The English language has not been kind to wetlands. We have swamps, bogs, quagmires, mires, and morasses. These are not words that call to mind productive landscapes. Such terms describe wet or inundated natural areas but they also double as metaphors for being stuck—-being bogged down, swamped with work, in a tangled morass of problems, mired by responsibilities, or paralyzed in a political or military quagmire. If the dictionary is to be trusted, wetlands oppose everything that human beings hope to accomplish.
If we wish to find a story that casts human progress as a struggle against actual rather than metaphorical wetlands, California’s history seems to fit. The reclamation of wetlands by draining them, redirecting the water, and converting the land to agricultural use, turned much of California’s Great Central Valley into some of the most productive farmlands in the world by the mid-twentieth century.
Despite the apparent success story of agricultural transformation, today there is more interest than ever in restoring some of these lands to their wetlands status. Since the 1970s, hundreds of thousands of acres in the Central Valley have been either protected from drainage or turned back into wetlands.
What halted, and in some cases reversed, the transformation of wetlands in California?
In The Fall and Rise of the Wetlands of California’s Great Central Valley, Philip Garone tells us about dramatic changes in views of wetlands, by taking on the “agricultural mystique” that offered agriculture as the optimal use of lands in the American West. In part, his book is a catalog of unforeseen ecological consequences stemming from reclamation, especially those connected to the dramatic reduction of wintering habitat for migratory birds. Yet it is also an analysis of those groups who argued for the return of wetlands. At the center of his discussion are the migratory waterfowl that relied on wetlands and the various groups that began to advocate on their behalf—including duck hunters, scientists, and others who had reasons to save the birds from disappearance.
Our first commentator is Matthew Morse Booker, Associate Professor of History at North Carolina State University. Booker has written extensively about land management and use in California, especially in the San Francisco Bay area. In his Down by the Bay, he explores the history of the largest estuary in the American West by showcasing how San Franciscans relied from the beginning “on making land from the sea.” Like Garone, he highlights the story of draining wetlands to make way for fertile farmlands. Booker reveals how later efforts at wetlands restoration were among the most ambitious and costly in American history.
Patrick Carroll, Associate Professor of Sociology at the University of California, Davis, has researched the politics of water as an aspect of state formation. He notes that over half a century, water became a “critical boundary object” between science and governance in California. Focusing on the latter part of the nineteenth century, Carroll shows how water became an object of government through the creation of bodies such as the State Water Commission. For Carroll, seeing how water was perceived as a technoscientific object allows us to identify a historical shift in discourse, from “problems that involved water” to a single “water problem.”
Royal C. Gardner brings to this roundtable a legal and international perspective. He is Professor of Law and Director of the Institute for Biodiversity Law and Policy at Stetson University. He has served on the National Research Council’s Committee on Mitigating Wetlands Losses, and also has participated in Ramsar Convention conferences (the Convention on Wetlands of International Importance). In his book Lawyers, Swamps, and Money, he points out that it was only after society began to see wetlands as more than “worthless bogs” and assign economic value to them that laws governing their management evolved.

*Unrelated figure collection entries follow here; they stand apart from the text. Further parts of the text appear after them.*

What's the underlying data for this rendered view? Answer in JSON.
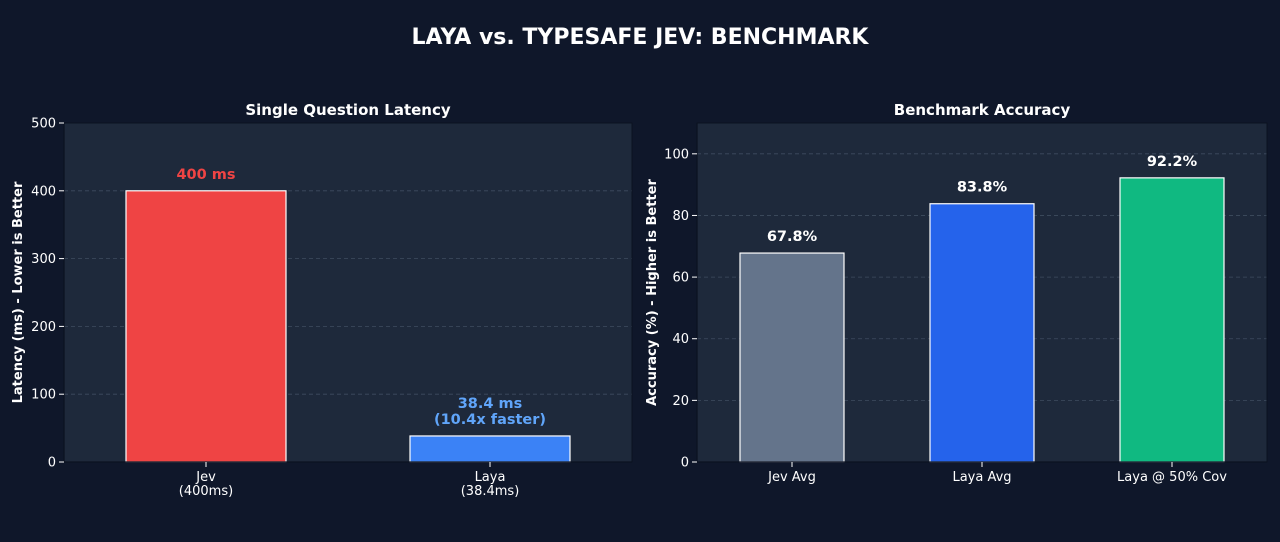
{
  "figure": {
    "title": "LAYA vs. TYPESAFE JEV: BENCHMARK"
  },
  "colors": {
    "figure_bg": "#0f172a",
    "plot_bg": "#1e293b",
    "text": "#ffffff",
    "grid": "#475569",
    "jev_red": "#ef4444",
    "laya_blue": "#3b82f6",
    "jev_gray": "#64748b",
    "laya_royal": "#2563eb",
    "laya_green": "#10b981",
    "label_red": "#ef4444",
    "label_blue": "#60a5fa"
  },
  "chart_data": [
    {
      "type": "bar",
      "title": "Single Question Latency",
      "ylabel": "Latency (ms) - Lower is Better",
      "xlabel": "",
      "categories": [
        "Jev\n(400ms)",
        "Laya\n(38.4ms)"
      ],
      "values": [
        400,
        38.4
      ],
      "bar_colors": [
        "#ef4444",
        "#3b82f6"
      ],
      "data_labels": [
        "400 ms",
        "38.4 ms\n(10.4x faster)"
      ],
      "data_label_colors": [
        "#ef4444",
        "#60a5fa"
      ],
      "ylim": [
        0,
        500
      ],
      "yticks": [
        0,
        100,
        200,
        300,
        400,
        500
      ],
      "grid": true
    },
    {
      "type": "bar",
      "title": "Benchmark Accuracy",
      "ylabel": "Accuracy (%) - Higher is Better",
      "xlabel": "",
      "categories": [
        "Jev Avg",
        "Laya Avg",
        "Laya @ 50% Cov"
      ],
      "values": [
        67.8,
        83.8,
        92.2
      ],
      "bar_colors": [
        "#64748b",
        "#2563eb",
        "#10b981"
      ],
      "data_labels": [
        "67.8%",
        "83.8%",
        "92.2%"
      ],
      "data_label_colors": [
        "#ffffff",
        "#ffffff",
        "#ffffff"
      ],
      "ylim": [
        0,
        110
      ],
      "yticks": [
        0,
        20,
        40,
        60,
        80,
        100
      ],
      "grid": true
    }
  ]
}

Our final commentator, Emily O’Gorman, is a scholar with broad knowledge of wetlands beyond California. She is Lecturer in History at Macquarie University in Australia, and she is the author of Flood Country. In that book, she explores the tensions that marked land use in the Murray-Darling basin on eastern Australia. She notes that while floods are often treated as natural disasters, they have been critical sources of water in arid regions. O’Gorman is particularly interested in how changing ways of understanding floods influenced management strategies and the politicization of rivers and floodplains.
Before turning to the first set of comments, I would like to pause here and thank all the roundtable participants for taking part. In addition, I would like to remind readers that as an open-access forum, H-Environment Roundtable Reviews is available to scholars and non-scholars alike, around the world, free of charge. Please circulate.

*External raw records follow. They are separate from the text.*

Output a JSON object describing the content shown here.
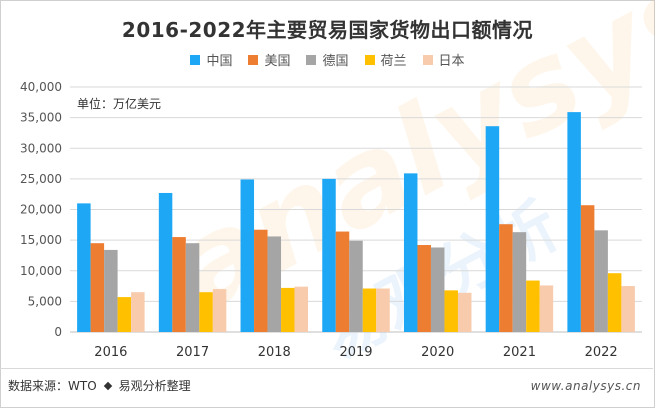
{
  "title": "2016-2022年主要贸易国家货物出口额情况",
  "unit_label": "单位：万亿美元",
  "footer": {
    "source": "数据来源：WTO",
    "org": "易观分析整理",
    "url": "www.analysys.cn"
  },
  "watermark": {
    "brand": "analysys",
    "cn": "易观分析"
  },
  "chart_data": {
    "type": "bar",
    "categories": [
      "2016",
      "2017",
      "2018",
      "2019",
      "2020",
      "2021",
      "2022"
    ],
    "ylim": [
      0,
      40000
    ],
    "yticks": [
      "0",
      "5,000",
      "10,000",
      "15,000",
      "20,000",
      "25,000",
      "30,000",
      "35,000",
      "40,000"
    ],
    "grid": true,
    "legend": "top",
    "series": [
      {
        "name": "中国",
        "color": "#1ea7f5",
        "values": [
          21000,
          22700,
          24900,
          25000,
          25900,
          33600,
          35900
        ]
      },
      {
        "name": "美国",
        "color": "#ed7d31",
        "values": [
          14500,
          15500,
          16700,
          16400,
          14200,
          17600,
          20700
        ]
      },
      {
        "name": "德国",
        "color": "#a5a5a5",
        "values": [
          13400,
          14500,
          15600,
          14900,
          13800,
          16300,
          16600
        ]
      },
      {
        "name": "荷兰",
        "color": "#ffc000",
        "values": [
          5700,
          6500,
          7200,
          7100,
          6800,
          8400,
          9600
        ]
      },
      {
        "name": "日本",
        "color": "#f8cbad",
        "values": [
          6500,
          7000,
          7400,
          7100,
          6400,
          7600,
          7500
        ]
      }
    ]
  }
}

 Matthew Morse Booker, Down by the Bay: San Francisco’s History between the Tides (Berkeley: University of California Press, 2013). Quote on p. 3.
 Patrick Carroll, “Water and Technoscientific State Formation in California,” Social Studies of Science 42:4 (2012), 489-516.
 Royal C. Gardner, Lawyers, Swamps, and Money: U.S. Wetland Law, Policy, and Politics (Island Press, 2011). Quote on p. 2.
 Emily O’Gorman, Flood Country: An Environmental History of the Murray-Darling Basin (Collingwood, Vic: CSIRO Publishing, 2012).